Reborn, by Ella Clarke, is the first book in The Guardian Odyssey Series and casts a different light upon the fallen angel trope.

One thing I love about this book is how immersive it is. Ella Clarke doesn’t beat about the bush, she throws you into action and hopes you can handle yourself. As I have mentioned in other reviews, I’m not a patient reader, and I’d rather figure out what happens through action rather than lengthy descriptions. Also, I find that starting the book with an action scene hooks the reader. I mean, it worked for me!

Reborn is almost like a coming of age story where the main character is an angel who has issues with authority and screws up his missions. Going rogue may seem fun at first, but his punishment is harsh. Kendi, our fallen angel, is stripped of all angelic powers and sent on Earth as a human teenager to be someone’s guardian angel. Should he fail, this is the end for him. Needless to say, he hates it!

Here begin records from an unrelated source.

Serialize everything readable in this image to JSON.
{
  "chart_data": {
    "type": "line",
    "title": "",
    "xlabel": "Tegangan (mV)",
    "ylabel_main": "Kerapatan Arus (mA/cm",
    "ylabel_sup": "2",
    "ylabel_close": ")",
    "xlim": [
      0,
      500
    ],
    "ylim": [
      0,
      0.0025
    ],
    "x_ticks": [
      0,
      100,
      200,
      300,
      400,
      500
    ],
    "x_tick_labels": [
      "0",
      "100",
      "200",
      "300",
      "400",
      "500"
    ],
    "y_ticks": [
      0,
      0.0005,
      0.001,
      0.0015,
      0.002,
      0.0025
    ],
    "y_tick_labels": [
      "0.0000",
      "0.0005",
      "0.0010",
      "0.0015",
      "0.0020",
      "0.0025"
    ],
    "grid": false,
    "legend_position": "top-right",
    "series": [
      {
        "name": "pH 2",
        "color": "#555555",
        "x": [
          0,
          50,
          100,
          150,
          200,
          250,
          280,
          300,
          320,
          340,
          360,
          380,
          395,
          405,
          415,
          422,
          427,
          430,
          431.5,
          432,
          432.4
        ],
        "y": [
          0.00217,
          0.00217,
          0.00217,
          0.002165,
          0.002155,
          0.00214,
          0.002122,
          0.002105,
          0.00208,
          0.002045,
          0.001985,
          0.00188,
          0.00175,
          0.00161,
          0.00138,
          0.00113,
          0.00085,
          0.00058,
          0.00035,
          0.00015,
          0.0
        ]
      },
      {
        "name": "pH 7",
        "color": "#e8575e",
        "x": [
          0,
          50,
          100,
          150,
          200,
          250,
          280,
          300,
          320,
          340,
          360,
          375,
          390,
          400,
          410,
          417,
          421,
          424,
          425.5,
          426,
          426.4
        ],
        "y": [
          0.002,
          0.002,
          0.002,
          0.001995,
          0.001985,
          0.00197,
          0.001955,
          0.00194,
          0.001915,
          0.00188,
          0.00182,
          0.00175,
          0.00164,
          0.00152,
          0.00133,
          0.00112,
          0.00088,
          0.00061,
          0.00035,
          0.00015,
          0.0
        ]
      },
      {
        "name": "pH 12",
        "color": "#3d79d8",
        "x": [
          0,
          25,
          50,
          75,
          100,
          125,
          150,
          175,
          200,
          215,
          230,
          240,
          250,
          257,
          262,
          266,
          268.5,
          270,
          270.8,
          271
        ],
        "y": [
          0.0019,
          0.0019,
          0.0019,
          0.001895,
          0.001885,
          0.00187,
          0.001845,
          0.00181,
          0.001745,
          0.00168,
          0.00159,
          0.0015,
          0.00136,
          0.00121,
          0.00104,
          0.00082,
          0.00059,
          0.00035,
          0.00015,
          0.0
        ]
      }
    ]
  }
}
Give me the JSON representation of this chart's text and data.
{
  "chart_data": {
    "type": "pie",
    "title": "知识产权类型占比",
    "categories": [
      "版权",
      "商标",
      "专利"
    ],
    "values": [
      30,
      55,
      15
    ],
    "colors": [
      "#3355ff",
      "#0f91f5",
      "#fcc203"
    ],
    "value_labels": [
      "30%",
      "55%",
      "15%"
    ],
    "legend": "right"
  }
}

I began backing away from him. This couldn’t be. I couldn’t even wrap my mind around being a Guardian. I hated it. I hated Earth.

To make his mission even harder, he is linked to his fellow Guardians. Because of him, they are all in danger. He hates that even more!

I don’t want to be responsible for the lives of my fellow Guardian. I haven’t even taken on that responsibility for myself yet. I’m sure you’ve heard about my glowing record.

Meeting Elle (Sarielle), slowly changes the way he views humans and gets to experience feelings he can’t even identify, although he’s been alive for millennia.

I felt bad for her, but I couldn’t identify the source of my remorse. Was it simply because I had such a high stake in whether Xavier lived or died, or was it because I was beginning to care about these humans that I was sentenced to protect.

Reading Reborn feels like a coming of age novel where Kendi, a troubled teenager, is forced to grow up in the face of imminent danger.

One thing that feels off about it is Kendi’s life experience. It doesn’t come through. He’s been alive for thousands of years and still has the attitude of a seventeen-year-old. I would have expected more maturity, wisdom, and patience. But what do I know about angels?

All in all, it was a good book, quick-paced action-packed. I enjoyed reading it!